Par Donia Gharbi Kilani | Médecin-major de la santé publique, médecin tabacologue, médecin compétent en médecine du travail

La Tunisie serait troisième en Afrique en termes de pollution environnementale, après l’Égypte et l’Algérie, avec un taux de pollution estimé à 75,12%.

Selon l’OMS, « La santé est un état de complet bien-être physique, mental, social et ne consiste pas seulement en une absence de maladie ou d’infirmité». 

Depuis quelques mois, la capitale Tunis croule sous des amas d’ordures de tous genres, devant une inconscience et un déni des conséquences écologiques, sanitaires et environnementales imminentes. Le regard inquiet  et l’âme triste, les  Tunisiens assistent impuissants, à cette décadence environnementale qui s’intensifie de manière soutenue. Des amas d’ordures, s’entassent aux hasards des rues, des avenues, des trottoirs, des escaliers, des parkings, des portes d’entrées de cinémas, de restaurants, de pâtisseries, d’écoles… et je peux sûrement dire plus, si ce n’est cette mémoire qui, par égard ou par pitié, essaye de me voiler certaines horreurs, pour me consoler, ou peut-être  pour ne pas trop nous alarmer!

Pas plus tard qu’hier, la capitale, où je suis née, où j’ai grandi, où j’ai fréquenté l’un des plus prestigieux lycées de jeunes filles, à quelques mètres du plus grand marché, «le marché central de Tunis», fleuron du commerce tunisien, tant par la qualité de ses produits, que par la propreté et la fraîcheur de son espace était pimpante et belle.

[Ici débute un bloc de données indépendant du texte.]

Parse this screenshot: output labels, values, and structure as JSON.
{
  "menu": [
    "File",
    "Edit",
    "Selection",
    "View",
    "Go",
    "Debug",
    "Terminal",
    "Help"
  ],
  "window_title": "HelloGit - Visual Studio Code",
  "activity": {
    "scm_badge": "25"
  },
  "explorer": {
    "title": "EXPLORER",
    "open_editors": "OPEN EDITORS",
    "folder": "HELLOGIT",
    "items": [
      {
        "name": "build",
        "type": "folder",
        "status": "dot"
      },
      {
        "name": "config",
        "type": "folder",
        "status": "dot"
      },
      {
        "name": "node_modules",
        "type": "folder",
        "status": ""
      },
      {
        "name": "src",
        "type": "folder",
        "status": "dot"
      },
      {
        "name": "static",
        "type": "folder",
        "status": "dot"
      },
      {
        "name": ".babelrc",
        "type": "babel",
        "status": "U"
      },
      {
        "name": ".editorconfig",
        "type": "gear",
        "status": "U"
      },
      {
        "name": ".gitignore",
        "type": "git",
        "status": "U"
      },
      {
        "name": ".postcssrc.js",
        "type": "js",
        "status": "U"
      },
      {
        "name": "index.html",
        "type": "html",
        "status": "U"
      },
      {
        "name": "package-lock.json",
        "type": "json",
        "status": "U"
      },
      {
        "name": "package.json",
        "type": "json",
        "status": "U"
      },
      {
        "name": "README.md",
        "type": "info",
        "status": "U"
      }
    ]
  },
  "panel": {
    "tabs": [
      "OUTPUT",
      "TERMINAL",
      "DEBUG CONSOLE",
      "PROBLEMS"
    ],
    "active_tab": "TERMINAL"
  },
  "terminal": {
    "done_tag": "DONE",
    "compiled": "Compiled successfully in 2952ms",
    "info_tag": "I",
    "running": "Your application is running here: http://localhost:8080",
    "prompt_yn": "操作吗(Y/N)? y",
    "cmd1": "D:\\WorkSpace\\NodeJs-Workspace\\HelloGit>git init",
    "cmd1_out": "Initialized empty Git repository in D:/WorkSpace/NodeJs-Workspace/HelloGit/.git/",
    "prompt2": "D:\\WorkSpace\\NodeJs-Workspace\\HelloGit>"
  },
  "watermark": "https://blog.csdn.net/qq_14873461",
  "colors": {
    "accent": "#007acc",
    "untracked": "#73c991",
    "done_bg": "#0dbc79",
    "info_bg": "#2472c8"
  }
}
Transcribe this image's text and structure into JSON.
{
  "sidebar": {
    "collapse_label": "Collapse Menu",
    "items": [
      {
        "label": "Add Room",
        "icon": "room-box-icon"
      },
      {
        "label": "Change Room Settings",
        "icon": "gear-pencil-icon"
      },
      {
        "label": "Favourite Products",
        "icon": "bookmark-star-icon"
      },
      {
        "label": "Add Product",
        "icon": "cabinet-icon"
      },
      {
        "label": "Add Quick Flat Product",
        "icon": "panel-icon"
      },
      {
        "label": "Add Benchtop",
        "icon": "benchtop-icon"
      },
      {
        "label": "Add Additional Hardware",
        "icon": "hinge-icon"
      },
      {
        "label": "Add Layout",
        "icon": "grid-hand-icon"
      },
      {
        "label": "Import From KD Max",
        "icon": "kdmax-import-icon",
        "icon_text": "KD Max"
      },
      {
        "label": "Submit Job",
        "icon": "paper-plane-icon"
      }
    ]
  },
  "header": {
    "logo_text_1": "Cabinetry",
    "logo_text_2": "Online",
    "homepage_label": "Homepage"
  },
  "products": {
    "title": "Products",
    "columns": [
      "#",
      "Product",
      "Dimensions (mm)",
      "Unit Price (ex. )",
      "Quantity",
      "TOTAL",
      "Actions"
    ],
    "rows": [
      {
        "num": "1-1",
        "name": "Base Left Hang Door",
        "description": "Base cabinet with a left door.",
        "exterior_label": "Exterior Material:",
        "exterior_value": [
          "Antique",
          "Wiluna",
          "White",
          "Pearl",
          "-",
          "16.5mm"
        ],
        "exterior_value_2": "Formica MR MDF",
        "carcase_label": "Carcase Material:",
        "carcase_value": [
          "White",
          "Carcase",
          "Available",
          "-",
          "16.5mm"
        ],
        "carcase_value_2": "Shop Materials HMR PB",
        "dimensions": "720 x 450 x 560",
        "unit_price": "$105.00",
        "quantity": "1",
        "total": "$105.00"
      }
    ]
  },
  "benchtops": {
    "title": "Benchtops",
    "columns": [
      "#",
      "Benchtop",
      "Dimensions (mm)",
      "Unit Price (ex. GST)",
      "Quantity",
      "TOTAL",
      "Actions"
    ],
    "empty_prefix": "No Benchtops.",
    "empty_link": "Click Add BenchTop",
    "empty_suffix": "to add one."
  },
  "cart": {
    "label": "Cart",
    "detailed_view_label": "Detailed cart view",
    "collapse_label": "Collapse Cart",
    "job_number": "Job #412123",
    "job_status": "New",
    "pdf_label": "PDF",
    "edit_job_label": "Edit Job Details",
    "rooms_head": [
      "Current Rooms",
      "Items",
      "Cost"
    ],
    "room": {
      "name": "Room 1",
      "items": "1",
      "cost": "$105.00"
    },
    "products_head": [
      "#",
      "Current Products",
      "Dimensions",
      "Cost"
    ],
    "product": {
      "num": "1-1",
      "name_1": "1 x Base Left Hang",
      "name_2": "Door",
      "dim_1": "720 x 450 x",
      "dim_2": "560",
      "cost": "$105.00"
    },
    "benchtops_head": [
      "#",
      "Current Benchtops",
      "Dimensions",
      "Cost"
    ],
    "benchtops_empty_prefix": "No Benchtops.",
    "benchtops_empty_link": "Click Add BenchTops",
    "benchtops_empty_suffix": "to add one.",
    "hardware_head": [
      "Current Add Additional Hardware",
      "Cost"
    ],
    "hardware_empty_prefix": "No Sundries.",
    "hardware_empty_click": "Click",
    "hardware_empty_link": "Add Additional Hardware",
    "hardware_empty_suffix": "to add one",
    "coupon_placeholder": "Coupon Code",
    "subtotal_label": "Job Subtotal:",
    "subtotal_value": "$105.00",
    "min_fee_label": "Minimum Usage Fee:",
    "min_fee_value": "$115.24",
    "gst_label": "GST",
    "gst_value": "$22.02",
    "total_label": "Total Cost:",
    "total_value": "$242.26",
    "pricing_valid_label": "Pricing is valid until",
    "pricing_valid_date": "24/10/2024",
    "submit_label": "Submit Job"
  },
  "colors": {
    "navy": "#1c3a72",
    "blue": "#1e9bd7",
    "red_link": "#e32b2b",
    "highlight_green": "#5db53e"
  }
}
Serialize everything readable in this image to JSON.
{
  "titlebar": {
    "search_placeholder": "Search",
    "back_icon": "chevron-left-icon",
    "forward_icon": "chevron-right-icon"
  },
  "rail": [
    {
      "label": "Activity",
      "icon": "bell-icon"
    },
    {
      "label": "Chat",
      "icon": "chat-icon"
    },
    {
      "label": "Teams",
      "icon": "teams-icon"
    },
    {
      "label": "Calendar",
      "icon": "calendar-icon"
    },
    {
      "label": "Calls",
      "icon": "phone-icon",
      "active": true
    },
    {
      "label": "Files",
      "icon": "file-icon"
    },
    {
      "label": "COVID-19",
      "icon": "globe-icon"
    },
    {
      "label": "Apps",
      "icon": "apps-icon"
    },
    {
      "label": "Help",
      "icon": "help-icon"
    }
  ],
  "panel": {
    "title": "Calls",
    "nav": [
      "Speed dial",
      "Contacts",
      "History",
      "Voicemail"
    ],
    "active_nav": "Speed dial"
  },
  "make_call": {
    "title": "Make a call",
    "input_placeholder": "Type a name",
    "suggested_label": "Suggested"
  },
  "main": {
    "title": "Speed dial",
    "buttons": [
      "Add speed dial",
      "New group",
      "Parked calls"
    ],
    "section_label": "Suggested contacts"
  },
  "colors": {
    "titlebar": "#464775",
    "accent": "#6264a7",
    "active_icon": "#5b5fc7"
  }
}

Mon frère, à l’autre bout de l’Avenue brillait dans l’un des plus anciens lycées français de la capitale, devenu «pilote» de nos jours. Les senteurs des viennoiseries, des limonades, des bonbons, des pizzas, des glaces, de ces vieux livres gracieusement et savamment conservés dans un respect environnemental et une rigueur sanitaire sans faille. Ces odeurs circulaient en toute liberté, embaumant nos rues et nos cœurs de ce sentiment de bien-être mental, social et moral. Et l’histoire dont je suis juge et témoin, le confirme. 

Que reste-t-il de nos souvenirs? De cette fraîcheur saine qui emplissait nos poumons et ressourçait nos cœurs, en prenant soin de nos âmes et de nos rêves! Une capitale et 24 zones municipales envahies par les déchets. Sfax «la capitale du Sud» croule et se meurt sous les ordures! Une crise écologique se positionne dans le pays, dans un silence et une inaction étrange et étrangère aux coutumes sanitaires et environnementales tunisiennes. Je ne saurais dire à qui incombe la responsabilité : aux citoyens, aux responsables municipaux qui, par mégarde, par incompétence ou à cause d’une mauvaise gouvernance, ou une défaillance dans la gestion de la communication des risques ? Ou alors, tout cela à la fois! Mais compte tenu de l’urgence du moment, il semble évident qu’une stratégie de bonne gouvernance, avec des actions et des objectifs spécifiques précis doit être élaborée dans les plus brefs délais et que des experts multidisciplinaires puissent suivre, orienter et évaluer à court, moyen et long terme. 

Le défi est grand et l’impact est vital, car il s’agit de la vie des Tunisiens. Des campagnes de sensibilisation. Un programme de prévention, de riposte et de résilience doit définir nos plans d’action, afin de familiariser les générations futures à certaines habitudes simples, mais salvatrices et pérenniser les changements comportementaux escomptés.

Et les événements récents sont là, pour nous rappeler au quotidien, que la crise sanitaire ne prévient pas!